When Matthias emerged topside, he calmed himself, cleared his mind, and breathed in. Jessa had left a trail of her scent through the little kitchen garden Rowan had planted that led out to the street. He followed it, but once outside the property the scent thinned, telling him that she had broken into a run to the east.

He should have told her where she was before this. How frightened and confused she must have felt to step out into the night and see Sapphire House. To know that she had been held beneath the home in which she had been raised all this time.

He walked east, grateful only that it was still some hours until dawn. He still had a chance to track her and catch her before she exposed her presence in the city. He would explain how he had come to purchase Sapphire House at auction solely for the purpose of using its vast underground labyrinth of old smuggler’s tunnels as a safe haven for Kyndred on the run.

He stopped in every place that she had, and with each step felt his skin tingle and his chest tighten. Emotion roiled inside him, snarling need mingling with fear, empathy with anger. He had become so attuned to her that he imagined he could feel her, body and soul. From the sensations he felt he guessed she was nearer to him, and she was afraid. He lost the scent for a moment, and looked around before he realized that she had descended the stairwell leading to the riverfront. He took the steps three at a time as he hurried down and ran out onto the river walk.

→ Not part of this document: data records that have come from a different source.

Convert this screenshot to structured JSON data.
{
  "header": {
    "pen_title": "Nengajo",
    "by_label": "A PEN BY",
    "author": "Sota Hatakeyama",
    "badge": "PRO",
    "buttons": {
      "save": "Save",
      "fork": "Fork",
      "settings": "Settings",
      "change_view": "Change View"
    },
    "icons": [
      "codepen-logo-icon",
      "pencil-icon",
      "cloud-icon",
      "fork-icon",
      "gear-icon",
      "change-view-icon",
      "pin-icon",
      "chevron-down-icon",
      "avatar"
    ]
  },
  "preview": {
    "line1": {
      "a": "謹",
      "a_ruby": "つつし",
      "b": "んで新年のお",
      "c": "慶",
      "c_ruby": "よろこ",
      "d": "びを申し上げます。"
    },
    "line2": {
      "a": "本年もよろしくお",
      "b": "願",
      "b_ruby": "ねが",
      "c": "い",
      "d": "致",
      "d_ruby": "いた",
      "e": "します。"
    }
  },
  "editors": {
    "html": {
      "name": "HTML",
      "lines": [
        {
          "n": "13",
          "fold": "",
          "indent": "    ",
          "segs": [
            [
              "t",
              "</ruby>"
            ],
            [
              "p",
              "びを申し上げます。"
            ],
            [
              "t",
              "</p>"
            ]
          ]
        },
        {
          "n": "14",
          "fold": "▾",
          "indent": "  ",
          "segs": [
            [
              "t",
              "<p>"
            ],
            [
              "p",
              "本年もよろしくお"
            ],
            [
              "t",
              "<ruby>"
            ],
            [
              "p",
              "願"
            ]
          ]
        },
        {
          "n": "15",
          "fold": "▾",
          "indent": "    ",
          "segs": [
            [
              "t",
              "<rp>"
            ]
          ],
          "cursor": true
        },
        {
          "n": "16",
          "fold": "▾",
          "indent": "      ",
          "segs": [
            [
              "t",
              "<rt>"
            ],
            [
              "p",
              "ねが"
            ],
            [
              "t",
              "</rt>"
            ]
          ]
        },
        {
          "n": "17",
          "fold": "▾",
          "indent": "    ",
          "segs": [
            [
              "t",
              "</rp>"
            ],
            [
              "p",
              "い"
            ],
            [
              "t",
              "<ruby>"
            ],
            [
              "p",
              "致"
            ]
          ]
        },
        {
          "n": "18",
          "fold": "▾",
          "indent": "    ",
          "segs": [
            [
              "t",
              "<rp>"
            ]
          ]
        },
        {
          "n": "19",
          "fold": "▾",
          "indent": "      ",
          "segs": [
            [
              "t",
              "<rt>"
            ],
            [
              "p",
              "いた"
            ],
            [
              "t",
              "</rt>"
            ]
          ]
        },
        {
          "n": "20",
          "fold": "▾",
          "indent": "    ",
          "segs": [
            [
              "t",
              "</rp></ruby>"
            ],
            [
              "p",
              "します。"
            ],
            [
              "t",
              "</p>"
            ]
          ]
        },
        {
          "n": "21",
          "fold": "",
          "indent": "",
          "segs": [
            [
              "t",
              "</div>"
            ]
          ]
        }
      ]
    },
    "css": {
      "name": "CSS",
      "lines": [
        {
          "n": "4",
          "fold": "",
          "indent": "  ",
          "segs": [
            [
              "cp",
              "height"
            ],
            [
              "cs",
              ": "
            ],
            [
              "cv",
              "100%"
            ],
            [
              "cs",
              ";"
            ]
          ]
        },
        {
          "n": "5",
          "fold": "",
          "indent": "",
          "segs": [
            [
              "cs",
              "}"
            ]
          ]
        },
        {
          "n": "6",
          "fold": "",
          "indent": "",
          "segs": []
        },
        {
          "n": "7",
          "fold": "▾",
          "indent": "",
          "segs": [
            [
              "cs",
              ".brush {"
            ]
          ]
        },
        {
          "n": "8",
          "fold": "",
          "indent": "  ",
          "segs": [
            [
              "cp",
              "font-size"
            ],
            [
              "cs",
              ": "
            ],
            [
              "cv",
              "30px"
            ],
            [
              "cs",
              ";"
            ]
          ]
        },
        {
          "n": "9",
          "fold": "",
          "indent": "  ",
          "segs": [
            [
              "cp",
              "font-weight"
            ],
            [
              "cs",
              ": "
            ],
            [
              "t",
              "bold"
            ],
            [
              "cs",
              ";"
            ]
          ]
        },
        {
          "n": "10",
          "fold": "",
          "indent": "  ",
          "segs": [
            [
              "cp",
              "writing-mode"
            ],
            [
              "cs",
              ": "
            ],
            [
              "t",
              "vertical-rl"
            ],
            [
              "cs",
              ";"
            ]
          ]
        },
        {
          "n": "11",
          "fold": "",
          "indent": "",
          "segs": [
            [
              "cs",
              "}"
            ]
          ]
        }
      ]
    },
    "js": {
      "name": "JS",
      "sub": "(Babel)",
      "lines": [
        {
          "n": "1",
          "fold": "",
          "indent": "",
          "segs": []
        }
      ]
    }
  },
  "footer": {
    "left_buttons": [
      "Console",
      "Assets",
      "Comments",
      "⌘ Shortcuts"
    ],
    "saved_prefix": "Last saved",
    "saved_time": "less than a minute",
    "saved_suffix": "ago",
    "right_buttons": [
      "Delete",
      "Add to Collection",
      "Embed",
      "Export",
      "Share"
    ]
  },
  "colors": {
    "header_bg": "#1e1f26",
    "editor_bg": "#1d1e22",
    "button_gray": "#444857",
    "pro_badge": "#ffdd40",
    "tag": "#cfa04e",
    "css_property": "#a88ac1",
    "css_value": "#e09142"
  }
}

Concentrating on the frighteningly acute sense of her, Matthias turned north and moved silently along the storefronts, keeping to the shadows as he looked ahead. He would not charge at her or grab her. He would call her to him. He would find the words to regain her trust. He had to.

Clouds thickened across the sky, and then he heard her scream. His muscles bunched and he broke into a flat run.

Jessa stumbled backward out of an alleyway, almost into his arms. She turned and shoved at him, but not to thrust him away.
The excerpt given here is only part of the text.